PIRM: Processing In Racetrack Memories

TL;DR

PIRM introduces a DWM-based in-memory computing approach that uses transverse nanowire access to perform bulk-bitwise operations, significantly improving speed and energy efficiency for arithmetic and query tasks.

Contribution

It presents a novel in-memory computing technique leveraging transverse access in DWM nanowires for efficient bulk-bitwise logic and arithmetic operations.

Findings

PIRM achieves 1.6x speedup over DRAM PIM for queries.

It improves DWM PIM performance by 6.9x for addition and 2.3x for multiplication.
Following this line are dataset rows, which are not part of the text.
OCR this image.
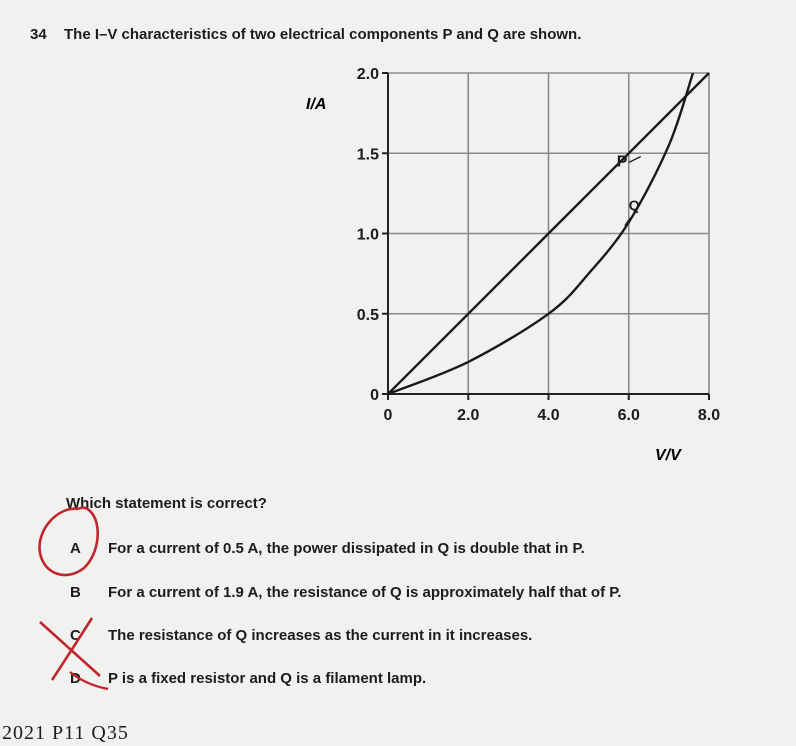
34 The I–V characteristics of two electrical components P and Q are shown.
0	2.0	4.0	6.0	8.0
0
0.5
1.0
1.5
2.0
P
Q
I/A
V/V
Which statement is correct?
A For a current of 0.5 A, the power dissipated in Q is double that in P.
B For a current of 1.9 A, the resistance of Q is approximately half that of P.
C The resistance of Q increases as the current in it increases.
D P is a fixed resistor and Q is a filament lamp.
2021 P11 Q35
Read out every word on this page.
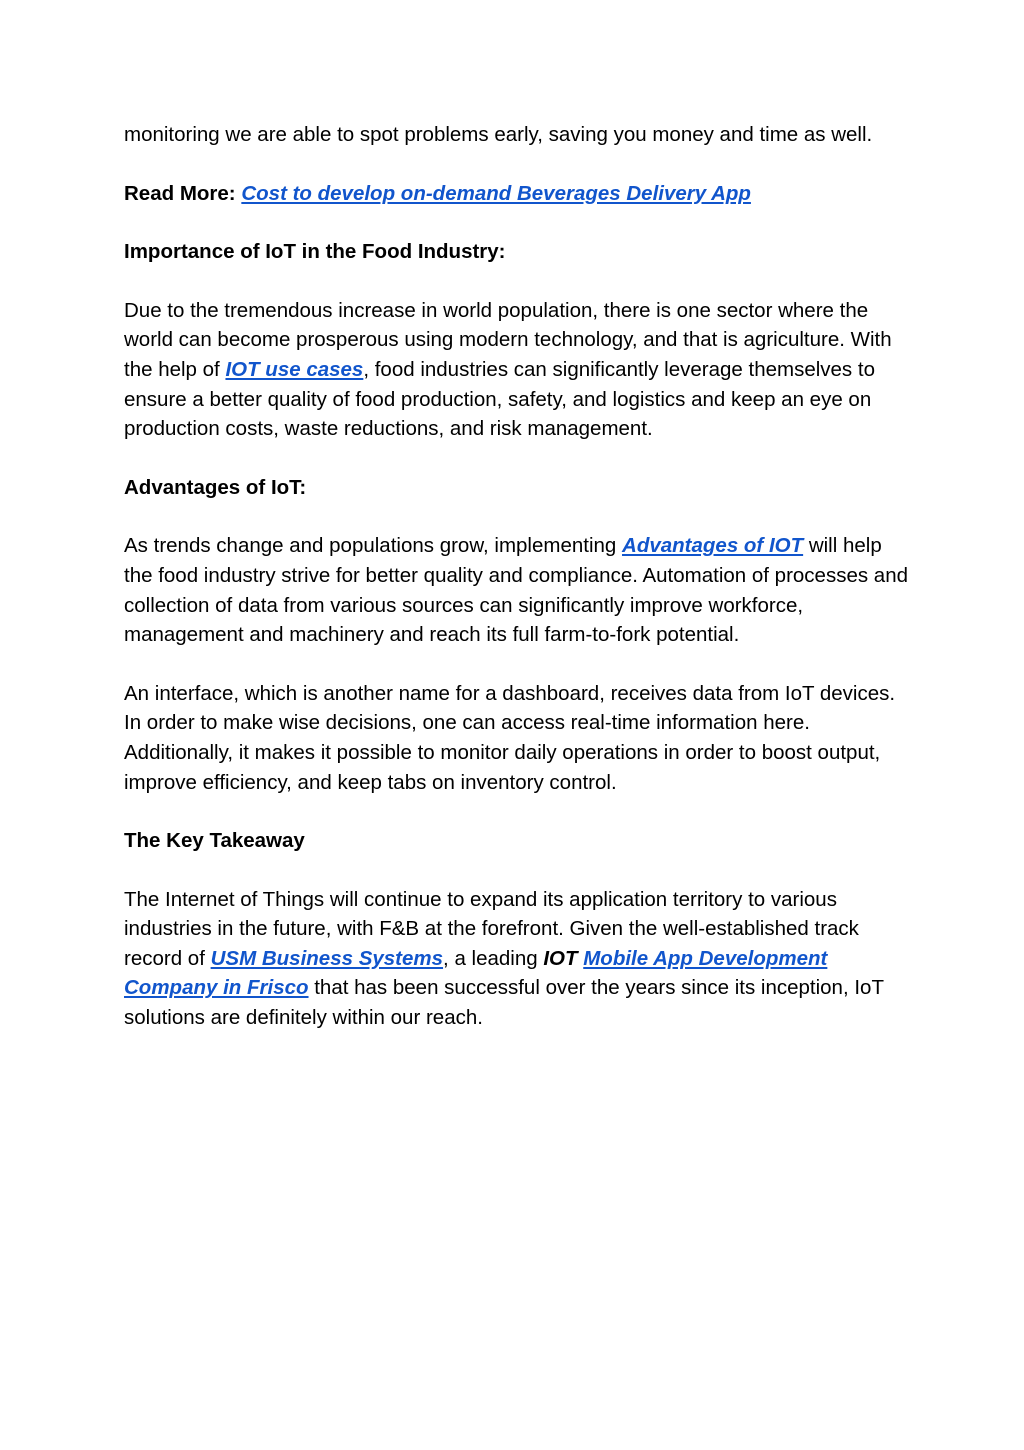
monitoring we are able to spot problems early, saving you money and time as well.

Read More: Cost to develop on-demand Beverages Delivery App

Importance of IoT in the Food Industry:

Due to the tremendous increase in world population, there is one sector where the world can become prosperous using modern technology, and that is agriculture. With the help of IOT use cases, food industries can significantly leverage themselves to ensure a better quality of food production, safety, and logistics and keep an eye on production costs, waste reductions, and risk management.

Advantages of IoT:

As trends change and populations grow, implementing Advantages of IOT will help the food industry strive for better quality and compliance. Automation of processes and collection of data from various sources can significantly improve workforce, management and machinery and reach its full farm-to-fork potential.

An interface, which is another name for a dashboard, receives data from IoT devices. In order to make wise decisions, one can access real-time information here. Additionally, it makes it possible to monitor daily operations in order to boost output, improve efficiency, and keep tabs on inventory control.

The Key Takeaway

The Internet of Things will continue to expand its application territory to various industries in the future, with F&B at the forefront. Given the well-established track record of USM Business Systems, a leading IOT Mobile App Development Company in Frisco that has been successful over the years since its inception, IoT solutions are definitely within our reach.
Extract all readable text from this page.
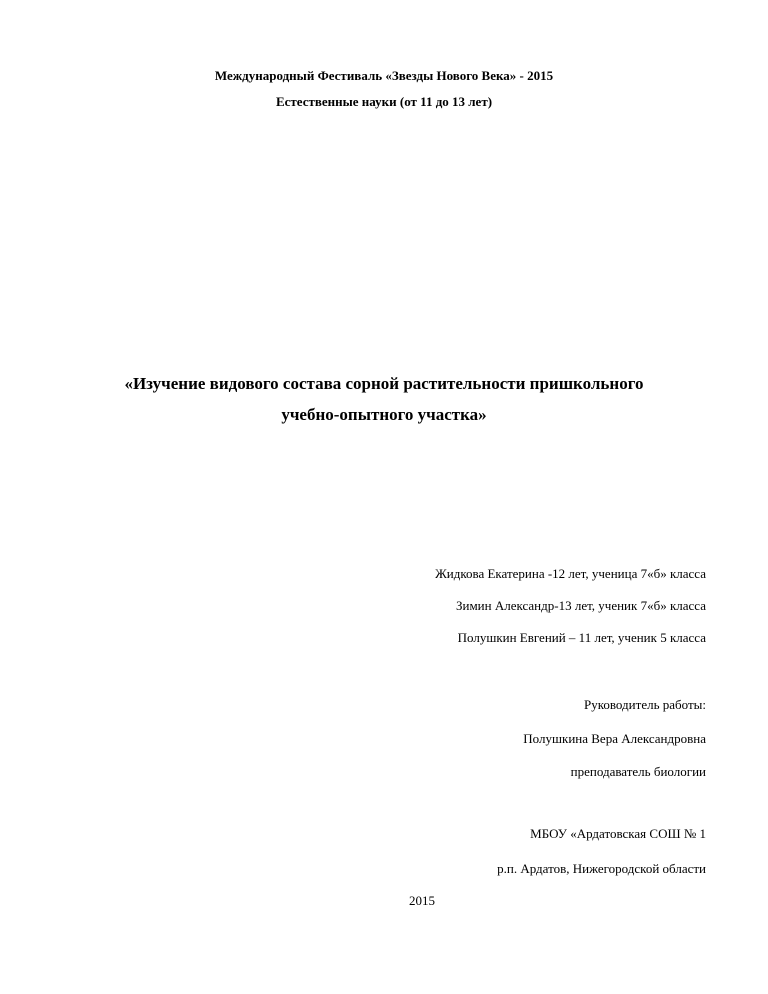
Международный Фестиваль «Звезды Нового Века» - 2015
Естественные науки (от 11 до 13 лет)
«Изучение видового состава сорной растительности пришкольного
учебно-опытного участка»
Жидкова Екатерина -12 лет, ученица 7«б» класса
Зимин Александр-13 лет, ученик 7«б» класса
Полушкин Евгений – 11 лет, ученик 5 класса
Руководитель работы:
Полушкина Вера Александровна
преподаватель биологии
МБОУ «Ардатовская СОШ № 1
р.п. Ардатов, Нижегородской области
2015
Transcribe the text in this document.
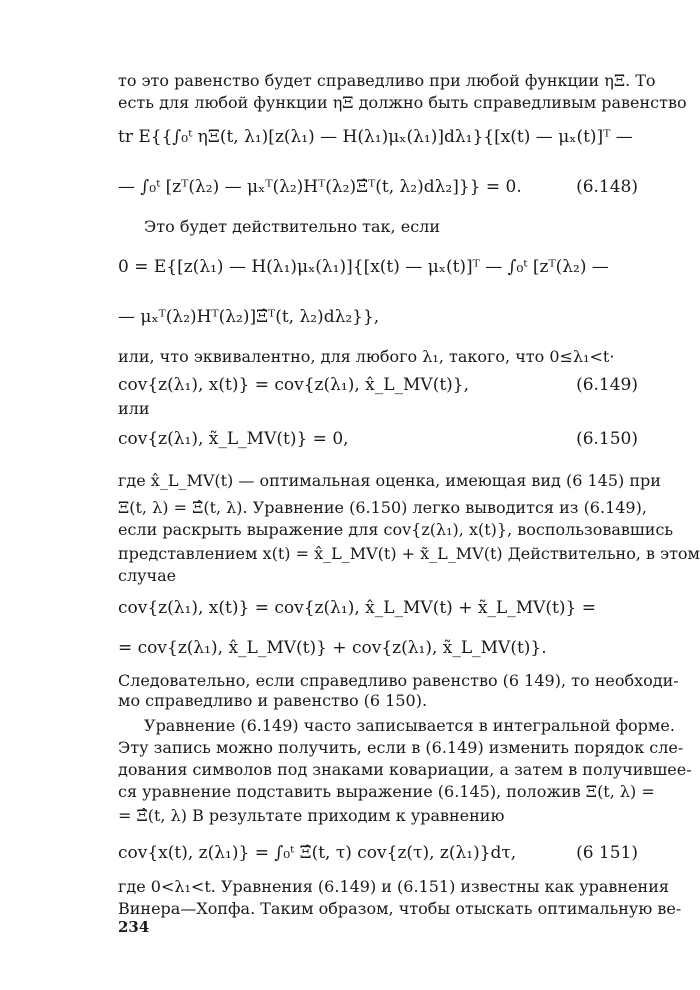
то это равенство будет справедливо при любой функции ηΞ. То
есть для любой функции ηΞ должно быть справедливым равенство
tr E{{∫₀ᵗ ηΞ(t, λ₁)[z(λ₁) — H(λ₁)μₓ(λ₁)]dλ₁}{[x(t) — μₓ(t)]ᵀ —
— ∫₀ᵗ [zᵀ(λ₂) — μₓᵀ(λ₂)Hᵀ(λ₂)Ξ̂ᵀ(t, λ₂)dλ₂]}} = 0.	(6.148)
Это будет действительно так, если
0 = E{[z(λ₁) — H(λ₁)μₓ(λ₁)]{[x(t) — μₓ(t)]ᵀ — ∫₀ᵗ [zᵀ(λ₂) —
— μₓᵀ(λ₂)Hᵀ(λ₂)]Ξ̂ᵀ(t, λ₂)dλ₂}},
или, что эквивалентно, для любого λ₁, такого, что 0≤λ₁<t·
cov{z(λ₁), x(t)} = cov{z(λ₁), x̂_L_MV(t)},	(6.149)
или
cov{z(λ₁), x̃_L_MV(t)} = 0,	(6.150)
где x̂_L_MV(t) — оптимальная оценка, имеющая вид (6 145) при
Ξ(t, λ) = Ξ̂(t, λ). Уравнение (6.150) легко выводится из (6.149),
если раскрыть выражение для cov{z(λ₁), x(t)}, воспользовавшись
представлением x(t) = x̂_L_MV(t) + x̃_L_MV(t) Действительно, в этом
случае
cov{z(λ₁), x(t)} = cov{z(λ₁), x̂_L_MV(t) + x̃_L_MV(t)} =
= cov{z(λ₁), x̂_L_MV(t)} + cov{z(λ₁), x̃_L_MV(t)}.
Следовательно, если справедливо равенство (6 149), то необходи-
мо справедливо и равенство (6 150).
Уравнение (6.149) часто записывается в интегральной форме.
Эту запись можно получить, если в (6.149) изменить порядок сле-
дования символов под знаками ковариации, а затем в получившее-
ся уравнение подставить выражение (6.145), положив Ξ(t, λ) =
= Ξ̂(t, λ) В результате приходим к уравнению
cov{x(t), z(λ₁)} = ∫₀ᵗ Ξ̂(t, τ) cov{z(τ), z(λ₁)}dτ,	(6 151)
где 0<λ₁<t. Уравнения (6.149) и (6.151) известны как уравнения
Винера—Хопфа. Таким образом, чтобы отыскать оптимальную ве-
234
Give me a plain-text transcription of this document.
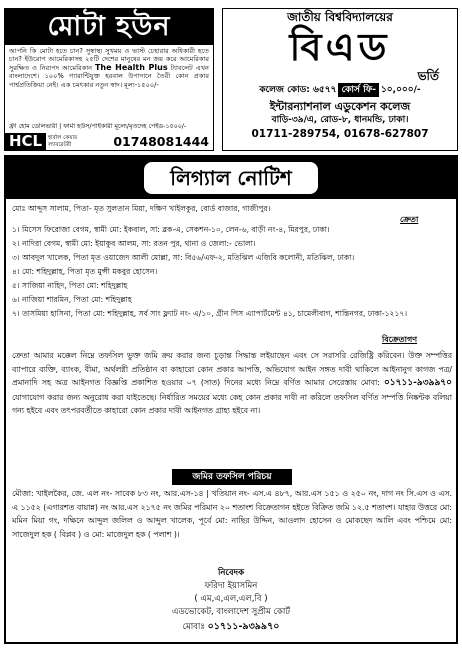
মোটা হউন
আপনি কি মোটা হতে চান? সুস্বাস্থ্য সুখময় ও ভাস্ট চেহারার অধিকারী হতে চান? ইউরোপ আমেরিকাসহ ২৫টি দেশের মানুষের মন জয় করে আমেরিকার সুরক্ষিত ও নিরাপদ আমেরিকান The Health Plus ট্যাবলেট এখন বাংলাদেশে। ১০০% গ্যারান্টিযুক্ত হরবাল উপাদানে তৈরী কোন প্রকার পার্শ্বপ্রতিক্রিয়া নেই। এক চমৎকার নতুন স্বাদ। মূল্য-১৫০০/-
ফ্রী হোম ডেলিভারী | ফার্মা হউস/পাইকারী মূল্যে/মৃতদেহ পেইড-১৫০০/-
HCL	হার্বাল কেয়ার ল্যাবরেটরী	01748081444
জাতীয় বিশ্ববিদ্যালয়ের
বিএড
ভর্তি
কলেজ কোড: ৬৫৭৭ কোর্স ফি- ১০,০০০/-
ইন্টারন্যাশনাল এডুকেশন কলেজ
বাড়ি-৩৯/এ, রোড-৮, ধানমন্ডি, ঢাকা।
01711-289754, 01678-627807
লিগ্যাল নোটিশ
মোঃ আব্দুস সালাম, পিতা- মৃত সুলতান মিয়া, দক্ষিণ খাইলকুর, বোর্ড বাজার, গাজীপুর।
ক্রেতা
১। মিসেস ফিরোজা বেগম, স্বামী মো: ইকবাল, সা: ব্লক-এ, সেকশন-১০, লেন-৬, বাড়ী নং-৪, মিরপুর, ঢাকা।
২। নাদিরা বেগম, স্বামী মো: ইয়াকুব আলম, সা: রতন পুর, থানা ও জেলা:- ভোলা।
৩। আবদুল খালেক, পিতা মৃত ওয়াজেদ আলী মোল্লা, সা: বি৫৬/এফ-২, মতিঝিল এজিবি কলোনী, মতিঝিল, ঢাকা।
৪। মো: শহিদুল্লাহ, পিতা মৃত মুন্সী মকবুর হোসেন।
৫। সাজিয়া নাহিদ, পিতা মো: শহিদুল্লাহ
৬। নাজিয়া শারমিন, পিতা মো: শহিদুল্লাহ
৭। তাসমিয়া হাসিনা, পিতা মো: শহিদুল্লাহ, সর্ব সাং ফ্ল্যাট নং- এ/১০, গ্রীন পিস এ্যাপার্টমেন্ট ৪১, চামেলীবাগ, শান্তিনগর, ঢাকা-১২১৭।
বিক্রেতাগণ
ক্রেতা আমার মক্কেল নিম্নে তফসিল ভুক্ত জমি ক্রয় করার জন্য চূড়ান্ত সিদ্ধান্ত লইয়াছেন এবং সে সরাসরি রেজিষ্ট্রি করিবেন। উক্ত সম্পত্তির ব্যাপারে ব্যক্তি, ব্যাংক, বীমা, অর্থলগ্নী প্রতিষ্ঠান বা কাহারো কোন প্রকার আপত্তি, অভিযোগ আইন সঙ্গত দাবী থাকিলে আইনানুগ কাগজ পত্র/প্রমানাদি সহ অত্র আইনগত বিজ্ঞপ্তি প্রকাশিত হওয়ার ০৭ (সাত) দিনের মধ্যে নিম্নে বর্ণিত আমার সেরেস্তায় মোবা: ০১৭১১-৯৩৯৯৭০ যোগাযোগ করার জন্য অনুরোধ করা যাইতেছে। নির্ধারিত সময়ের মধ্যে কেহ কোন প্রকার দাবী না করিলে তফসিল বর্ণিত সম্পত্তি নিষ্কন্টক বলিয়া গন্য হইবে এবং তৎপরবর্তীতে কাহারো কোন প্রকার দাবী আইনগত গ্রাহ্য হইবে না।
জমির তফসিল পরিচয়
মৌজা: খাইলকৈর, জে. এল নং- সাবেক ৮৩ নং, আর.এস-১৪ | খতিয়ান নং- এস.এ ৪৮৭, আর.এস ১৫১ ও ২৫০ নং, দাগ নং সি.এস ও এস. এ ১১৫২ (এগারশত বায়ান্ন) নং আর.এস ২১৭৫ নং জমির পরিমান ২০ শতাংশ বিক্রেতাগন হইতে বিক্রিত জমি ১২.৫ শতাংশ। যাহার উত্তরে মো: মমিন মিয়া গং, দক্ষিনে আব্দুল জলিল ও আব্দুল খালেক, পূর্বে মো: নাছির উদ্দিন, আওলাদ হোসেন ও মোকছেদ আলি এবং পশ্চিমে মো: সাজেদুল হক ( বিপ্লব ) ও মো: মাজেদুল হক ( পলাশ )।
নিবেদক
ফরিদা ইয়াসমিন
( এম,এ,এল,এল,বি )
এডভোকেট, বাংলাদেশ সুপ্রীম কোর্ট
মোবাঃ ০১৭১১-৯৩৯৯৭০
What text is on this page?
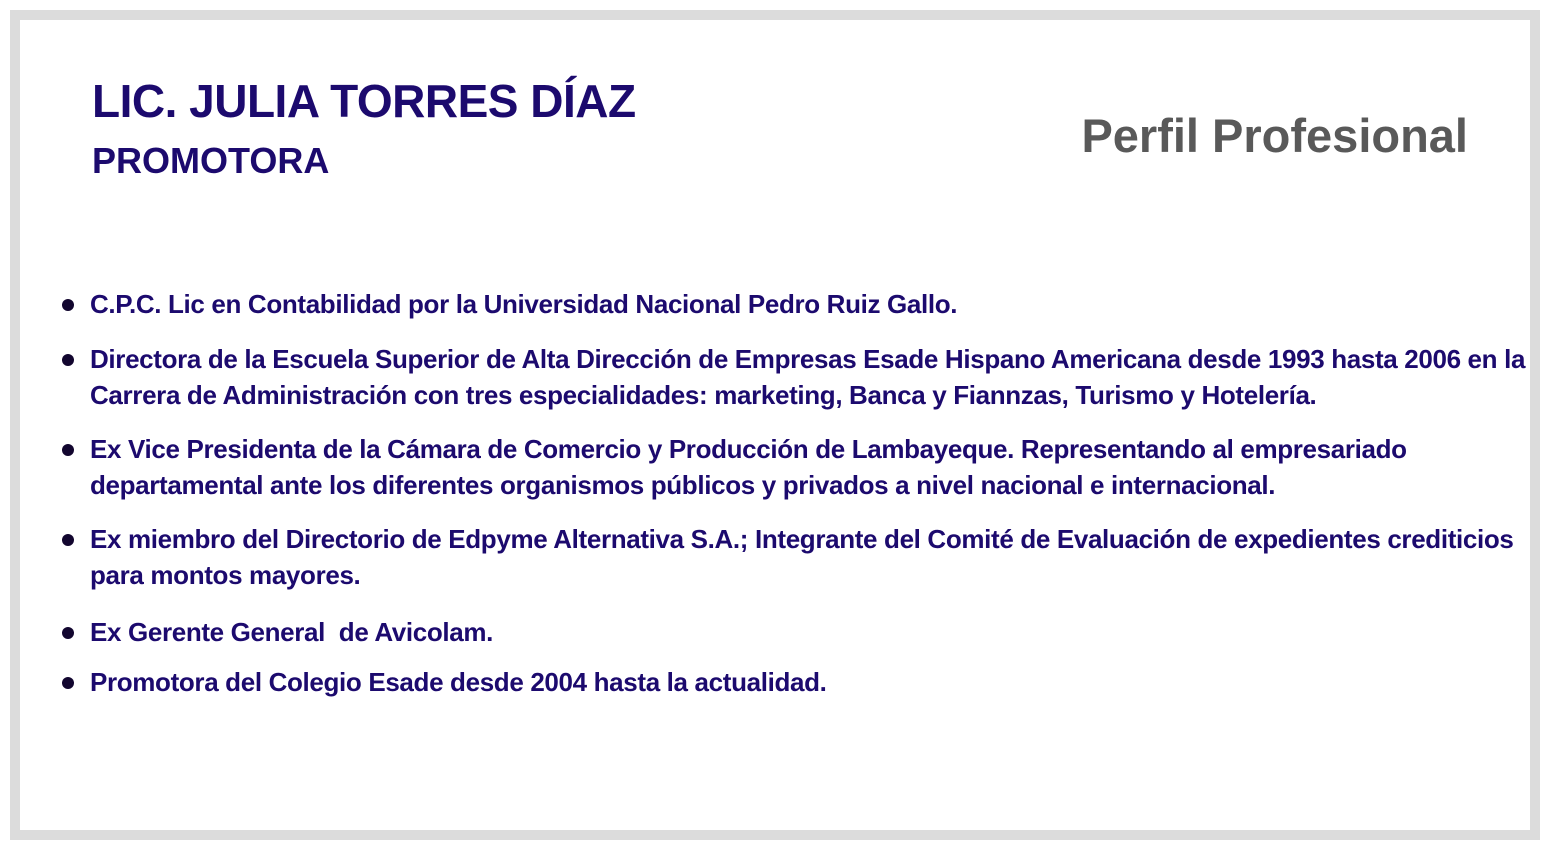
LIC. JULIA TORRES DÍAZ
PROMOTORA	Perfil Profesional
C.P.C. Lic en Contabilidad por la Universidad Nacional Pedro Ruiz Gallo.
Directora de la Escuela Superior de Alta Dirección de Empresas Esade Hispano Americana desde 1993 hasta 2006 en la Carrera de Administración con tres especialidades: marketing, Banca y Fiannzas, Turismo y Hotelería.
Ex Vice Presidenta de la Cámara de Comercio y Producción de Lambayeque. Representando al empresariado departamental ante los diferentes organismos públicos y privados a nivel nacional e internacional.
Ex miembro del Directorio de Edpyme Alternativa S.A.; Integrante del Comité de Evaluación de expedientes crediticios para montos mayores.
Ex Gerente General  de Avicolam.
Promotora del Colegio Esade desde 2004 hasta la actualidad.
PIRM reduces access latency by 2.1x and energy by 25.2x for arithmetic benchmarks.

Abstract

The growth in data needs of modern applications has created significant challenges for modern systems leading a "memory wall." Spintronic Domain Wall Memory (DWM), related to Spin-Transfer Torque Memory (STT-MRAM), provides near-SRAM read/write performance, energy savings and nonvolatility, potential for extremely high storage density, and does not have significant endurance limitations. However, DWM's benefits cannot address data access latency and throughput limitations of memory bus bandwidth. We propose PIRM, a DWM-based in-memory computing solution that leverages the properties of DWM nanowires and allows them to serve as polymorphic gates. While normally DWM is accessed by applying spin polarized currents orthogonal to the nanowire at access points to read individual bits, transverse access along the DWM nanowire allows the differentiation of the aggregate resistance of multiple bits in the nanowire, akin to a multilevel cell. PIRM leverages this transverse reading to directly provide bulk-bitwise logic of multiple adjacent operands in the nanowire, simultaneously. Based on this in-memory logic, PIRM provides a technique to conduct multi-operand addition and two operand multiplication using transverse access. PIRM provides a 1.6x speedup compared to the leading DRAM PIM technique for query applications that leverage bulk bitwise operations. Compared to the leading PIM technique for DWM, PIRM improves performance by 6.9x, 2.3x and energy by 5.5x, 3.4x for 8-bit addition and multiplication, respectively. For arithmetic heavy benchmarks, PIRM reduces access latency by 2.1x, while decreasing energy consumption by 25.2x for a reasonable 10% area overhead versus non-PIM DWM.